»Wir haben eine Gleichzeit erlebt«, erzählt Ofer Waldmann. Er liest seinen Brief vor, welchen er zwei Monate nach Kriegsausbruch in Israel an seine Freundin Sasha Marianna Salzmann geschrieben hat. Mit der Lesung »Gleichzeit« öffnete das Literaturhaus am 10. Oktober die Türen für einen sehr offenen und besonders intimen Dialog zwischen den beiden Schriftsteller:innen Sasha Marianna Salzmann und Ofer Waldmann.
Der 7. Oktober unterbricht gewaltsam das Leben unzähliger Menschen. Um mit dieser Fassungslosigkeit umgehen zu können, beginnen sich zwei Freunde Briefe auf einem Blog zu schreiben: Der in Israel lebende Musiker, Journalist und Autor Ofer Waldmann und die Schriftstellerin Sasha Marianna Salzmann, die die Auswirkungen des Krieges in Berlin beobachtet. In diesen Briefen beschreiben sie, wie ihr Alltagsleben nach Kriegsausbruch weitergeht und geben dabei intime persönliche Einblicke und eröffnen damit eine neue Perspektive. Alltagsrealitäten, die in den meisten Medien manchmal zu wenig Beachtung bekommen.

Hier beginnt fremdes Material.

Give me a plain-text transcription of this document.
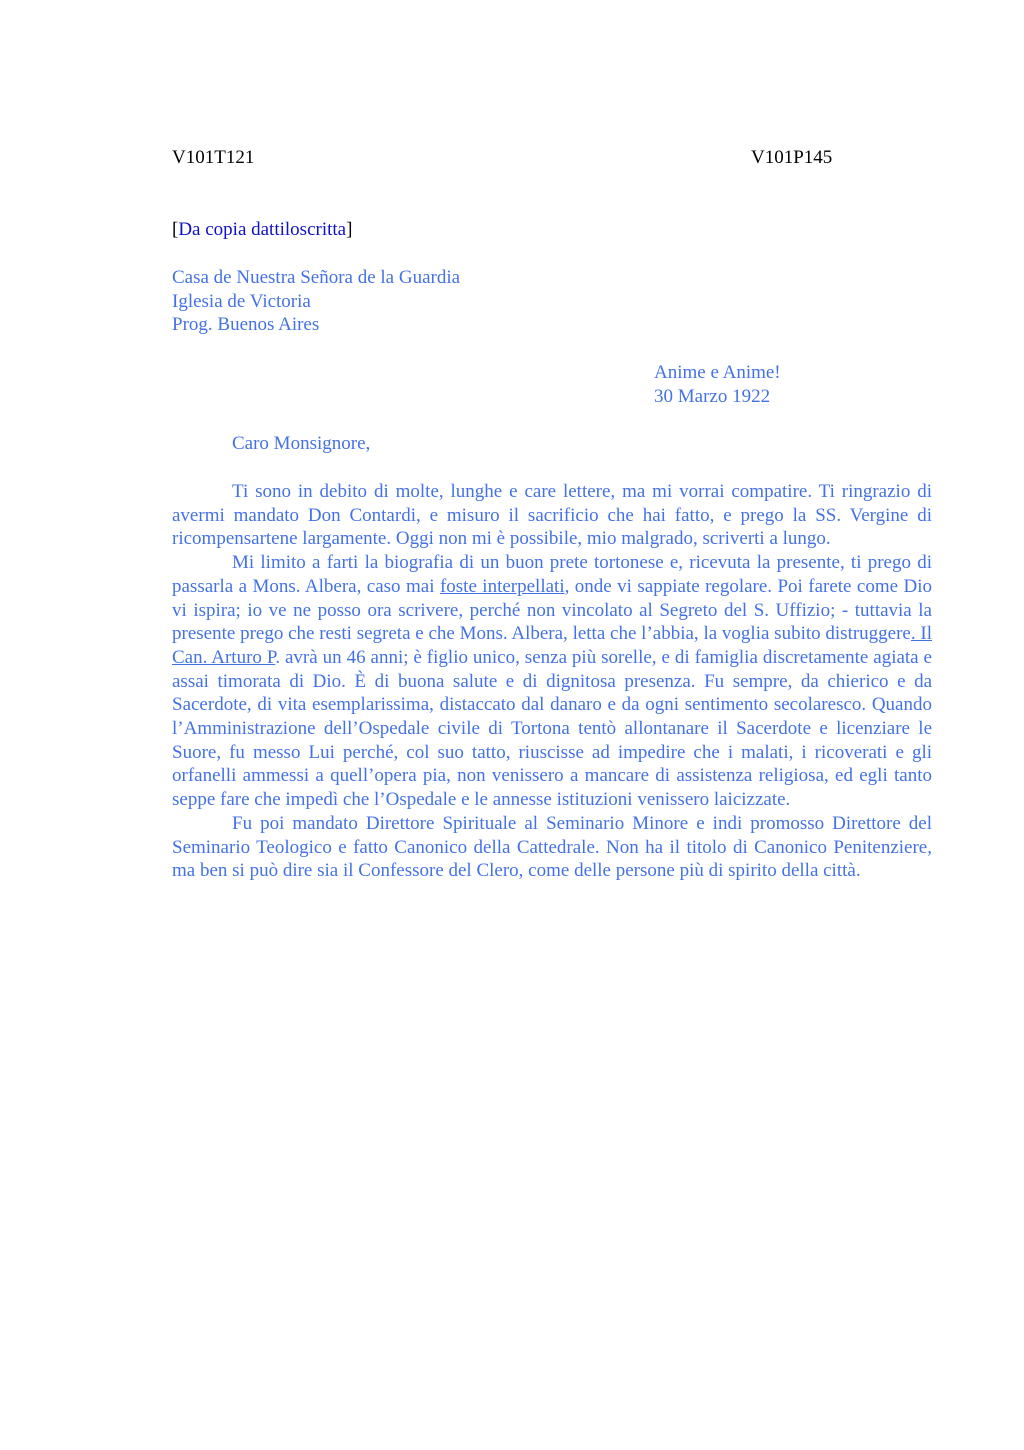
V101T121	V101P145
[Da copia dattiloscritta]
Casa de Nuestra Señora de la Guardia
Iglesia de Victoria
Prog. Buenos Aires
Anime e Anime!
30 Marzo 1922
Caro Monsignore,

Ti sono in debito di molte, lunghe e care lettere, ma mi vorrai compatire. Ti ringrazio di avermi mandato Don Contardi, e misuro il sacrificio che hai fatto, e prego la SS. Vergine di ricompensartene largamente. Oggi non mi è possibile, mio malgrado, scriverti a lungo.

Mi limito a farti la biografia di un buon prete tortonese e, ricevuta la presente, ti prego di passarla a Mons. Albera, caso mai foste interpellati, onde vi sappiate regolare. Poi farete come Dio vi ispira; io ve ne posso ora scrivere, perché non vincolato al Segreto del S. Uffizio; - tuttavia la presente prego che resti segreta e che Mons. Albera, letta che l’abbia, la voglia subito distruggere. Il Can. Arturo P. avrà un 46 anni; è figlio unico, senza più sorelle, e di famiglia discretamente agiata e assai timorata di Dio. È di buona salute e di dignitosa presenza. Fu sempre, da chierico e da Sacerdote, di vita esemplarissima, distaccato dal danaro e da ogni sentimento secolaresco. Quando l’Amministrazione dell’Ospedale civile di Tortona tentò allontanare il Sacerdote e licenziare le Suore, fu messo Lui perché, col suo tatto, riuscisse ad impedire che i malati, i ricoverati e gli orfanelli ammessi a quell’opera pia, non venissero a mancare di assistenza religiosa, ed egli tanto seppe fare che impedì che l’Ospedale e le annesse istituzioni venissero laicizzate.

Fu poi mandato Direttore Spirituale al Seminario Minore e indi promosso Direttore del Seminario Teologico e fatto Canonico della Cattedrale. Non ha il titolo di Canonico Penitenziere, ma ben si può dire sia il Confessore del Clero, come delle persone più di spirito della città.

Zur gleichen Zeit, also zur »Gleichzeit«, erleben sie die Veränderungen durch den Krieg. Aus diesen gesammelten Briefen und Blogeinträgen entstand dann folglich ihr gleichnamiges Buch »Gleichzeit« (Suhrkamp 2024).
Im Literaturhaus lasen Salzmann und Waldmann ihre Briefe vor und sprachen über Scham, Sprachlosigkeit und zeigten, dass eine gute Freundschaft nicht nur aus reiner Harmonie bestehen muss. Vor allem die unterschiedlichen Ansichten der zwei befreundeten Autoren machten diesen Abend besonders spannend und aufschlussreich.
»Weck die Kinder nicht! Es ist Krieg!« Ofer Waldmann erzählt von dem Anruf seiner Mutter am Abend des 7. Oktobers 2023. Die Grenzen des Vorstellbaren und Akzeptablen seien damit überschritten worden. Ofer erzählt, dass er trotz allem versucht mit seinen Kindern im Kino zu lachen, während nicht allzu entfernt wieder jemand beerdigt wurde. Auch von einem Video der Neujahrsfeier in seiner Heimat Israel erzählt er. Die Kinder haben Spaß, während alle Eltern und Erwachsenen traurige und ratlose Blicke haben. Eine Erklärung ist hier wohl nicht nötig, so Waldmann.
Emotionaler Diskurs
Sasha Marianna Salzmann beschreibt, wie sie am 31. Oktober blutüberströmte Kinder vor ihrer Haustür sieht. Erschrocken starrt sie die Kinder an, bis ihr klar wird, dass heute Halloween ist. »Die Kinder an Halloween blutüberströmt rauszuschicken um ‚Süßes oder Saures‘ zu spielen… Das ist kein Vorwurf, aber es ist eine Beschreibung für das Gefühl, das ich habe«, sagt Salzmann. Außerdem schreibt sie in einem Brief über ihre Freundinnen aus der Ukraine. Diese schämten sich dafür, nicht bei ihren Familien in der Ukraine zu sein.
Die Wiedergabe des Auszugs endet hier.